Friday, October 4, 2013


THROUGH THE NEVER is the first theatrical concert film by the famed heavy metal group Metallica. But it wasn’t quite enough for the storied rockers to just film a show; it had to tell a story, it had to be in glorious 3D, and it needed to be more of an experience than a movie. So how did they do?
A young roadie named Trip (Dane DeHaan) is sent out to recover an important item for the band Metallica (James Hetfield, Lars Ulrich, Kirk Hammett, Robert Trujillo) as they play a show in a sold out arena. While on his mission, Trip encounters a bizarre set of happenings, which includes lightning, a puppet, and a masked hammer-wielding horseman.

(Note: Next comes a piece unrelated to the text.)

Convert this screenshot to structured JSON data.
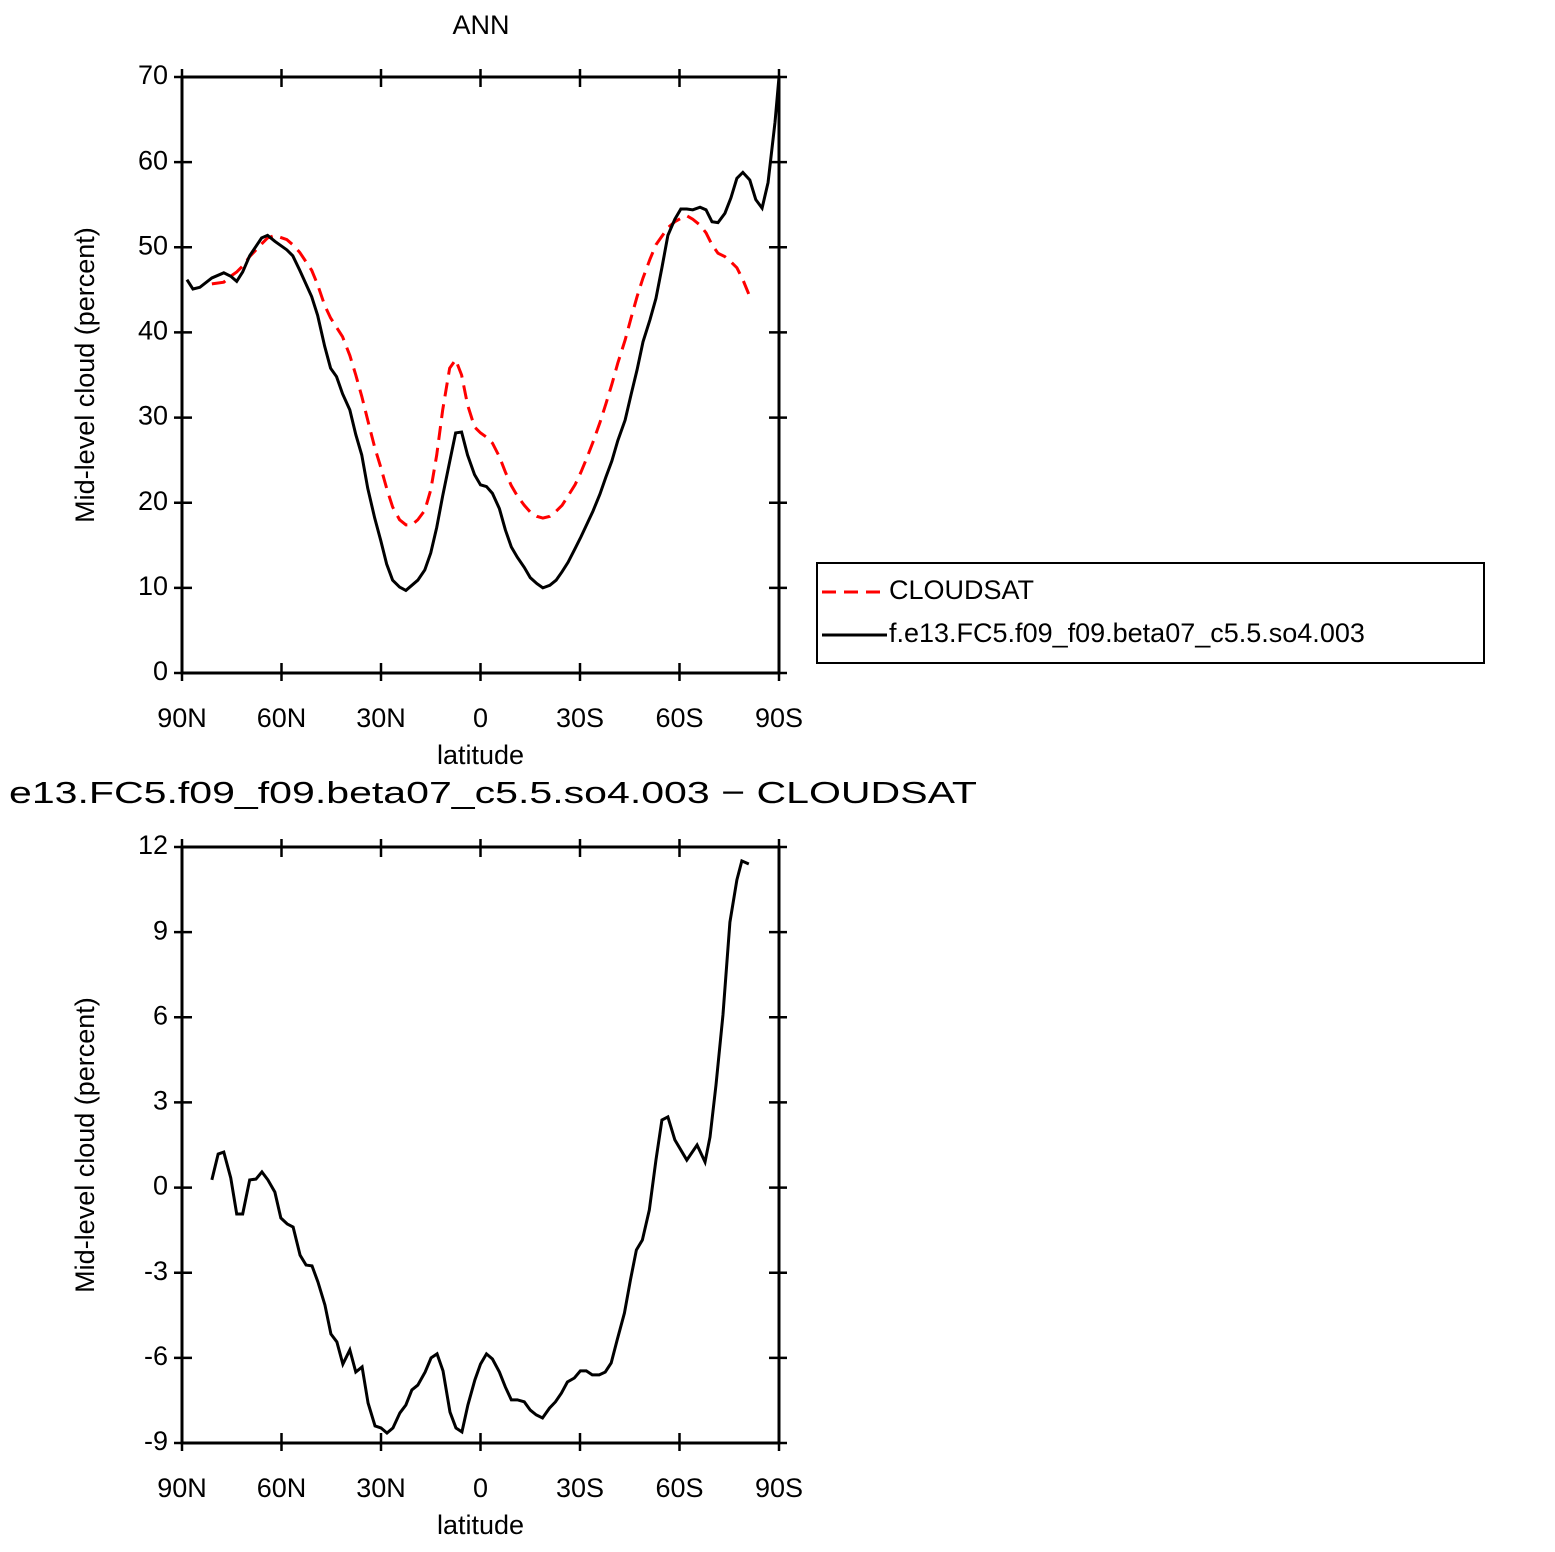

Much like the song the film is named after, THROUGH THE NEVER is a twisting and turning look at a Metallica concert intercut with Trip’s adventures out in a surreal, gone-to-hell city. As the action (seamlessly)  cuts from inside the arena to the street, the storyline never forgets that this is a concert film first and foremost. The music never stops playing when we visit the street, and director Nimrod Antal uses the performance as a soundtrack to the adventures. Antal draws some clever parallels to the concert and the deadly adventure, and the two blend together perfectly. Fans of the band’s music over the past 30 years will probably get more out of it than any newcomers, but a fan of the cinema could easily get caught up in the atmosphere.
Nimrod Antal makes excellent use of the 3D format, and he has a lot of help courtesy of Metallica’s unique and visually stunning stage set-up. The band performs on a 360-degree stage surrounded by the crowd, and Antal’s cameras swoop and pan around and don’t miss an inch of the arena. The camera also drops us right onto center-stage right next to the band members, and the 3D reveals an incredible sense of depth and realism. The floor of the stage is essentially a giant LED screen, and there some down-angle shots in here that simply have to be seen to be believed. Back out on the street, Antal pulls off some remarkable imagery and keeps the pacing brisk with about a zillion surprises around every corner. THROUGH THE NEVER never suffers from any typical 3D issues; there is no dimness and every frame is presented in a glorious clarity.

Again, it’s all about the music and the band has never sounded better in a captured format. Every crunch of a note and rumble of the bowel-loosening low-end bass is crystal clear and literally rattles the seats. The sound is 100% immersive, and daresay the band actually sounds better in the digital format than out in the open air.  
Dane DeHaan does a great job, even though he only has one or two words to speak in the entire film. The action out on the street is dialogue-free, and DeHaan has to do all acting with facial expression and body language, and he nails every move.

The finale is exhilarating and the mystery around the object Trip was sent out to recover takes us right through the credits; in which the band is shown intimately jamming on an instrumental in an emptied arena. By the time the hum of amps fade, you do feel that you have been heavily assaulted both sonically and visually, making THROUGH THE NEVER an experience to remember beyond a simple movie. This film may have been built for long-time, or even casual Metallica fans, but anyone can appreciate a perfect marriage of sights and sound.